The importance of cyber essentials and protecting your supply chain has never been more apparent, say experts
The dramatic rise in cyber insurance premiums could represent a correction towards “more sustainable” rates according to Richard Hodson, director at UK Global Broking.
This came during a panel session entitled A General Market Update: What are the Latest Trends in the Cyber Space? held last week (16 June 2022) at BrokerFest2022.
A Marsh report released earlier this month (7 June 2022) showed the average price of a cyber insurance policy had risen by 109% across Q4 2021.
According to GlobalData’s UK SME Insurance Survey also released this month (16 June 2022), 17.3% of SMEs did not have cyber cover because of rising prices, and 29% had cancelled their policies to cut costs.
Ken Munro, partner at Pen Test Partners, added: “The correction that we are seeing at the moment is not just a reflection of the prevalence of ransomware. It’s also because a number of underwriters did not really understand the systemic nature of some of the risks that they were insuring.
“Increasingly, they are learning and starting to see the interconnectedness of systems. So yes, we are starting to see connections as risks that are truly understood,” Munro said.
Supply chain risks
Munro added that as supply chains are stretched, opportunistic ransomware attacks could grow in frequency.

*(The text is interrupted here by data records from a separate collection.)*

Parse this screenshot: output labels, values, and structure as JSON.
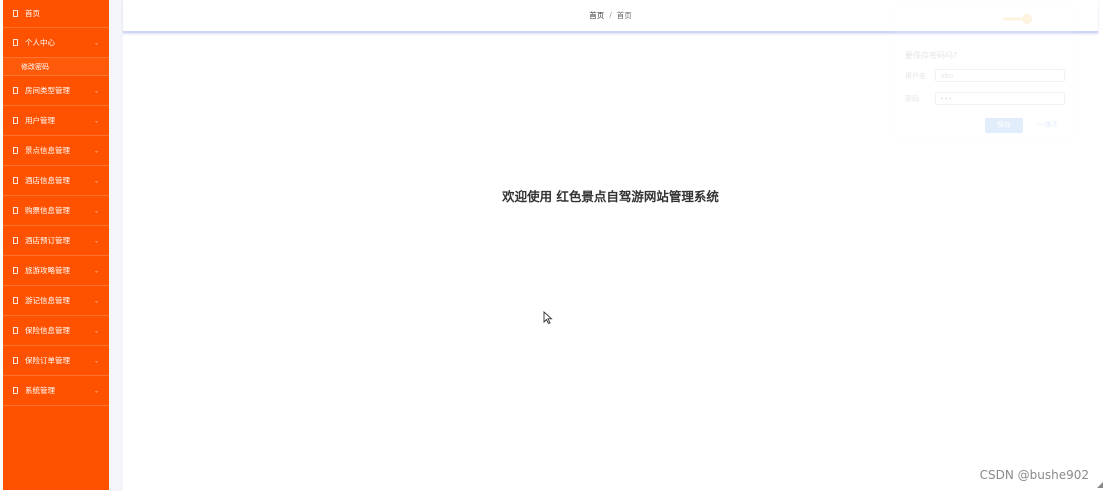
{
  "sidebar": {
    "items": [
      {
        "label": "首页",
        "has_arrow": false
      },
      {
        "label": "个人中心",
        "has_arrow": true,
        "sub": [
          "修改密码"
        ]
      },
      {
        "label": "房间类型管理",
        "has_arrow": true
      },
      {
        "label": "用户管理",
        "has_arrow": true
      },
      {
        "label": "景点信息管理",
        "has_arrow": true
      },
      {
        "label": "酒店信息管理",
        "has_arrow": true
      },
      {
        "label": "购票信息管理",
        "has_arrow": true
      },
      {
        "label": "酒店预订管理",
        "has_arrow": true
      },
      {
        "label": "旅游攻略管理",
        "has_arrow": true
      },
      {
        "label": "游记信息管理",
        "has_arrow": true
      },
      {
        "label": "保险信息管理",
        "has_arrow": true
      },
      {
        "label": "保险订单管理",
        "has_arrow": true
      },
      {
        "label": "系统管理",
        "has_arrow": true
      }
    ],
    "arrow_glyph": "⌄"
  },
  "header": {
    "breadcrumb": [
      "首页",
      "首页"
    ],
    "separator": "/"
  },
  "main": {
    "welcome": "欢迎使用 红色景点自驾游网站管理系统"
  },
  "ghost_dialog": {
    "title": "要保存密码吗?",
    "username_label": "用户名",
    "username_value": "abo",
    "password_label": "密码",
    "password_value": "•••",
    "save_label": "保存",
    "never_label": "一律不"
  },
  "watermark": "CSDN @bushe902",
  "colors": {
    "sidebar": "#ff5200",
    "header_border": "#cfd6f5",
    "gutter": "#f3f5f8",
    "text": "#333333"
  }
}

“The opportunity to make money, to poke certain parts of the supply chain at critical moments, gives the opportunity to make regular money,” he said.
Freddy Knight, innovation director at Optimum Specialty Risks, explained that most firms are 99.9% digitally dependent and should all protect their ability to trade via a cyber insurance policy.
The lack of a cohesive, market-wide policy document for cyber essentials and standards is a challenge, said Munro, as this means there is no general, accessible one-size-fits advice for businesses.
Consequently, Knight listed three simple steps that businesses could take to protect themselves in the current cyber threat landscape – disabling remote desk top protocols when not absolutely necessary, deploying multi-factor authentication (MFA) and keeping backups saved in separate locations.
He also recommended avoiding choosing the cheapest IT vendor for services.